After this first action, the nurse should continue focused assessment. Watch for increasing stridor at rest, retractions, nasal flaring, decreased air movement, cyanosis, lethargy, and reduced oral intake. These signs suggest worsening airway obstruction or fatigue. The nurse should also monitor hydration status because children with respiratory distress may not drink well.
Next steps often include prescribed corticosteroids, such as dexamethasone, to reduce airway swelling. In more severe cases, nebulized epinephrine may be ordered for rapid but temporary relief. If given, the nurse must monitor closely for rebound airway narrowing after the medication wears off. Frequent reassessment is essential.
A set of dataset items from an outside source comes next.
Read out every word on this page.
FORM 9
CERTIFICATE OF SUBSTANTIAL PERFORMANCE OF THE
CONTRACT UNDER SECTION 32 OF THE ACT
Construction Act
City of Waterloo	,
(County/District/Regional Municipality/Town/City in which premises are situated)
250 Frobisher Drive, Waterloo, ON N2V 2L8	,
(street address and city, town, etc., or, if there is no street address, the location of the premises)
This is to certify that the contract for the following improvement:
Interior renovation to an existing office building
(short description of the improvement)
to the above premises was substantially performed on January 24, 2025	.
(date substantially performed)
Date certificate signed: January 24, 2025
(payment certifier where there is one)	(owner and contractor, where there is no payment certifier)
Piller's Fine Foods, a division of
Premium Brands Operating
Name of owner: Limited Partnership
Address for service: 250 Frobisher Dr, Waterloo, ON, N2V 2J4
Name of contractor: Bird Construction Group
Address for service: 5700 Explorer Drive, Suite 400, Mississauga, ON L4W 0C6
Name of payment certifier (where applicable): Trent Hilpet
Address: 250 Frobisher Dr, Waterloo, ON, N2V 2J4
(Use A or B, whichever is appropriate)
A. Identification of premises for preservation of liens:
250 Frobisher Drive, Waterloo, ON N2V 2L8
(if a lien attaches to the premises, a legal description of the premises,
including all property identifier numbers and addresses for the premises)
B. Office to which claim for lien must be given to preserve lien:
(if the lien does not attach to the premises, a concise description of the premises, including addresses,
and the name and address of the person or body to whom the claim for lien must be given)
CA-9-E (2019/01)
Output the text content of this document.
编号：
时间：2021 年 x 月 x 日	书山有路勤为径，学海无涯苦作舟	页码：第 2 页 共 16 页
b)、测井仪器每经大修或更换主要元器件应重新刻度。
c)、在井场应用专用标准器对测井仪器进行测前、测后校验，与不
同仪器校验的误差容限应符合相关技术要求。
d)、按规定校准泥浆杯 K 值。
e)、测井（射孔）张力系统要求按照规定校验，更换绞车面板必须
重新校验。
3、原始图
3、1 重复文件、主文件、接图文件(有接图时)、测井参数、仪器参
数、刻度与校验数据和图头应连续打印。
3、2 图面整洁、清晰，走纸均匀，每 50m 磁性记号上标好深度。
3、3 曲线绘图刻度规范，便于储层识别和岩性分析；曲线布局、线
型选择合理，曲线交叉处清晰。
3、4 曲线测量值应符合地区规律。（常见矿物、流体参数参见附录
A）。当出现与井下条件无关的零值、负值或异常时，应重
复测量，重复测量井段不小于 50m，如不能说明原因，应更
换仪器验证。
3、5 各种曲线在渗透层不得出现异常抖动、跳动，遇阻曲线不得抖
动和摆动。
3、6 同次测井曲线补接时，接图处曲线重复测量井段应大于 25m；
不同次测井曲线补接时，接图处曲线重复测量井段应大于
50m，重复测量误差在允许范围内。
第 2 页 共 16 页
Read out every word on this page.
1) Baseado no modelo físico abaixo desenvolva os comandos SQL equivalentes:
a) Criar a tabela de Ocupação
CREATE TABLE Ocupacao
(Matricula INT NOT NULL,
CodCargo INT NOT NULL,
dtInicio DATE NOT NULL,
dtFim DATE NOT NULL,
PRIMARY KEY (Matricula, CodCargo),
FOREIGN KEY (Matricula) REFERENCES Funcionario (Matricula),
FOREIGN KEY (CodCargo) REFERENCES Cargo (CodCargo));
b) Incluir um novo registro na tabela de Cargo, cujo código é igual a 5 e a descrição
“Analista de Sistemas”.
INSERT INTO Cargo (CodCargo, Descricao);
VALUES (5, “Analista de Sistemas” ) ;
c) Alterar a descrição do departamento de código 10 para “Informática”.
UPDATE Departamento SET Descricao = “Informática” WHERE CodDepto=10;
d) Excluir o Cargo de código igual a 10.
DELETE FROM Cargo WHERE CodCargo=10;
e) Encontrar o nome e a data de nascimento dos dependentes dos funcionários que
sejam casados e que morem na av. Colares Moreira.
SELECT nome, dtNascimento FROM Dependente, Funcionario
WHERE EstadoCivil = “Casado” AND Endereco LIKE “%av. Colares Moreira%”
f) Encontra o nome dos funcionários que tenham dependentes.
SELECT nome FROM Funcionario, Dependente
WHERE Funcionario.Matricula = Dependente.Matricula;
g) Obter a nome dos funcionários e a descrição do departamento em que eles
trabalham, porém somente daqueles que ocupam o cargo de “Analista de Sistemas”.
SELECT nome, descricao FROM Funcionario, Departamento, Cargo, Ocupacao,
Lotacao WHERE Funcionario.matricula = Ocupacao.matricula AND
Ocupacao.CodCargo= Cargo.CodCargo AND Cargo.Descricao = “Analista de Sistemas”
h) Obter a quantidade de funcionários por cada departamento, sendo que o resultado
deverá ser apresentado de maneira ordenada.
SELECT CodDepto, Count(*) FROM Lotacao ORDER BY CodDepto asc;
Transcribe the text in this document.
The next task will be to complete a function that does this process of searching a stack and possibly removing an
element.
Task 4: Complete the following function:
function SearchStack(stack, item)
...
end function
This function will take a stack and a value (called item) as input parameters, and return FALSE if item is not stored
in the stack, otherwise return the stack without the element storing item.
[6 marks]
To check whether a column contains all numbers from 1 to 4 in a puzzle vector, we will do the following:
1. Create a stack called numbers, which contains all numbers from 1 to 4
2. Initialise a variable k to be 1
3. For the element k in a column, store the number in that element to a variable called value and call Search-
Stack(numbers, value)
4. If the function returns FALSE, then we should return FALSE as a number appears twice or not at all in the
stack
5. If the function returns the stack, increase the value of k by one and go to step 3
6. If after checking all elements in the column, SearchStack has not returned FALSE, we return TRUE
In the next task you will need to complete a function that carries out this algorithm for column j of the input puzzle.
The big nursing principle here is simple: in a child with suspected upper airway swelling, do the least upsetting thing first while preparing for escalation if needed. Calm environment, minimal handling, airway support, and close observation come before invasive assessment.
Why the Other Options Are Wrong
A. Place the child flat in bed and prepare for a full throat inspection with a tongue blade
This is unsafe. Lying flat can make breathing harder in a child with upper airway swelling. A throat exam with a tongue blade may trigger more distress and worsen airway obstruction. The child is already choosing an upright position, which helps airflow. The nurse should respect that position unless there is a clear reason to change it.
C. Offer oral fluids right away to thin secretions and reduce airway irritation
Hydration is important, but it is not the first priority in a child with stridor and respiratory distress risk. If the child is breathing fast and anxious, trying to drink may increase distress or lead to coughing. Airway and breathing come before oral intake. Fluids can be considered later if the child is stable and able to swallow comfortably.
D. Obtain a throat culture before any treatment is started
This delays needed supportive care and adds unnecessary stimulation. The scenario points to viral croup, which is usually diagnosed clinically. A throat culture is not the first step in a child with probable upper airway inflammation and active respiratory symptoms. The nurse should focus on keeping the airway open and monitoring for deterioration.
Key Takeaways
- In pediatric upper airway illness, the child’s position and behavior give useful clues. Sitting upright and anxious with stridor means breathing needs close attention.
- Barking cough plus hoarseness plus inspiratory stridor strongly suggests croup.
- Do not perform upsetting assessments first if they may worsen airway obstruction.
- Keep the child calm, limit handling, and support oxygenation.
- Monitor for worsening stridor at rest, retractions, poor air movement, cyanosis, and fatigue.
- On-shift mini-checklist:
- Keep the child with the parent if possible.
- Maintain upright positioning.
- Bring oxygen and suction setup nearby.
- Reassess breath sounds, work of breathing, and oxygen saturation often.
- Prepare to give prescribed steroid or nebulized medication and monitor response.
Quick Practice Extension
- A child with croup receives nebulized epinephrine and looks better 20 minutes later. What finding would tell you the child still needs close observation before discharge?
- Which assessment finding would make you suspect a pediatric airway problem is moving from moderate distress to impending respiratory failure?